The current Board of Directors include:
- Executive Director – Dr. Ravi Menghani, MD, MBA
- Assistant Executive Director – Stanley Park, MD
- National Finance Director – Samuel Choi
- National Finance Director – John Scheick

==Medical and scientific outreach==

===El Antonio Lenin Fonseca Hospital===
El Antonio Lenin Fonseca Hospital is a public teaching hospital located in Managua, Nicaragua.
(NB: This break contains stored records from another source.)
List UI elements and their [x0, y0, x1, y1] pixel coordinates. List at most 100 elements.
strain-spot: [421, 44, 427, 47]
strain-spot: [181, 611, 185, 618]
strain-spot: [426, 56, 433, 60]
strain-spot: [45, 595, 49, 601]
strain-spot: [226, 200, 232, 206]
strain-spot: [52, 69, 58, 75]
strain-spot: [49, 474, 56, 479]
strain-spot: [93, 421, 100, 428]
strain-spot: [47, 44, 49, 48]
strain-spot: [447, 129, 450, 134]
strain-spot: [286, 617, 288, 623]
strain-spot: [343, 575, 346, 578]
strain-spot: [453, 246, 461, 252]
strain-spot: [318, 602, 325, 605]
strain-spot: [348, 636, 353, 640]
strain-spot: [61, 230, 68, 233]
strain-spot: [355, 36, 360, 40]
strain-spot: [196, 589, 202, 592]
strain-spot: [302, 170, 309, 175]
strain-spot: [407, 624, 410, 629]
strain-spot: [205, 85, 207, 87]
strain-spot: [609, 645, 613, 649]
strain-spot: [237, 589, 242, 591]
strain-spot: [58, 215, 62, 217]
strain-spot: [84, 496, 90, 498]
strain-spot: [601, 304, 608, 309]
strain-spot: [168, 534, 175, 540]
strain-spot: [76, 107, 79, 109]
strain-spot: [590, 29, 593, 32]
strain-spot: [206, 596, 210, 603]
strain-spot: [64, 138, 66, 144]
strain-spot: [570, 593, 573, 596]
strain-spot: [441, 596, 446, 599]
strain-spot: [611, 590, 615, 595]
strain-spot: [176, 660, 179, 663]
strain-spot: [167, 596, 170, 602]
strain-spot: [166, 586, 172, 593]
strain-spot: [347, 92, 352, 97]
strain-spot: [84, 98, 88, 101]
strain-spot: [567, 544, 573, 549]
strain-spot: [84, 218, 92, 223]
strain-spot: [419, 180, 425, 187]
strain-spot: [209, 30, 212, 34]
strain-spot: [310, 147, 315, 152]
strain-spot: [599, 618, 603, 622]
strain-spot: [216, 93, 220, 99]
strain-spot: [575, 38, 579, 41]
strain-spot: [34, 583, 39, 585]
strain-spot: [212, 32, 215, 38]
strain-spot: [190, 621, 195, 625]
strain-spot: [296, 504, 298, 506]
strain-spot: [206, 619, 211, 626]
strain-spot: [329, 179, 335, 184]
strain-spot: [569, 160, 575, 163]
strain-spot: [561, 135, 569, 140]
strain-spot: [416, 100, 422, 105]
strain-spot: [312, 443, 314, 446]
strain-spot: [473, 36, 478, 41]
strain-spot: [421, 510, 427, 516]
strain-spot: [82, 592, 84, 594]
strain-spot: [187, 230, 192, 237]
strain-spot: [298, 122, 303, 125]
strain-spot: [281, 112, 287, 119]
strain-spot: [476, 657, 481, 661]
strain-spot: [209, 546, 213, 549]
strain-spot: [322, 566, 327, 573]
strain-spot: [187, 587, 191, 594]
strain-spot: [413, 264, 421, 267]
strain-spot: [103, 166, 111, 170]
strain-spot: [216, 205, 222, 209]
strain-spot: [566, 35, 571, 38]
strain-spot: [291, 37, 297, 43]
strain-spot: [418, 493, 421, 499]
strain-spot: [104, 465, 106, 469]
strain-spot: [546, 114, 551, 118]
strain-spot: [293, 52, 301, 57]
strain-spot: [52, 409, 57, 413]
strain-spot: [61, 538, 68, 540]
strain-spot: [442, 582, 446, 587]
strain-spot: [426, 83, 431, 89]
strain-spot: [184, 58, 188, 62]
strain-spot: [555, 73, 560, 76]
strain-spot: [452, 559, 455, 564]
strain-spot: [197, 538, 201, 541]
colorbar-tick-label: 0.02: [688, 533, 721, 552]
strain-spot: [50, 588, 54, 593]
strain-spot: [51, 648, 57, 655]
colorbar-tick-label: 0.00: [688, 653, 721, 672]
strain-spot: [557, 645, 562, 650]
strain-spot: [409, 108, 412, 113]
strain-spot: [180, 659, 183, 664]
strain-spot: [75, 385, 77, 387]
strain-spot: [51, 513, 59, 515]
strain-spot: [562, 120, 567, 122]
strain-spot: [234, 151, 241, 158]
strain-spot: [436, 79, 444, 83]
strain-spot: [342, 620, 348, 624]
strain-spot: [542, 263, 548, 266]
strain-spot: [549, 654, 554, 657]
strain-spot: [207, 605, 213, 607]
Physicians at Lenin Fonseca provide external consultation to about 800 patients, emergency consultation to about 300 patients, and perform anywhere from 40 to 50 surgeries on a daily basis.

===La Mascota Hospital===
La Mascota Hospital is a public hospital located in Managua, Nicaragua. It provides patients with the following specialities:Urology, Nutrition, Oncology, Psychology, Radiology, Neurology, Cardiology, and Neurology.

===Spina Bifida===
In June 2009, under the guidance of Senior Directors, Iman Zahedi and Samuel Choi, the UCLA chapter established important relationships with the Nicaraguan Ministry of Health, PATH, ASNIC, and UNAN Managua. Along with the preliminary data from the first mission, research into the causes of spina bifida and the native diet led our team to believe that fortification of rice with folic acid is the most feasible path for decreasing the incidence of neural tube defects in Nicaragua. After several meetings between Project Nicaragua at UCLA and Nicaragua’s Ministry of Health, the Nicaraguan government signed a bill mandating nationwide fortification of rice—a step towards better health in which the UCLA chapter of Project Nicaragua have been deemed the catalysts.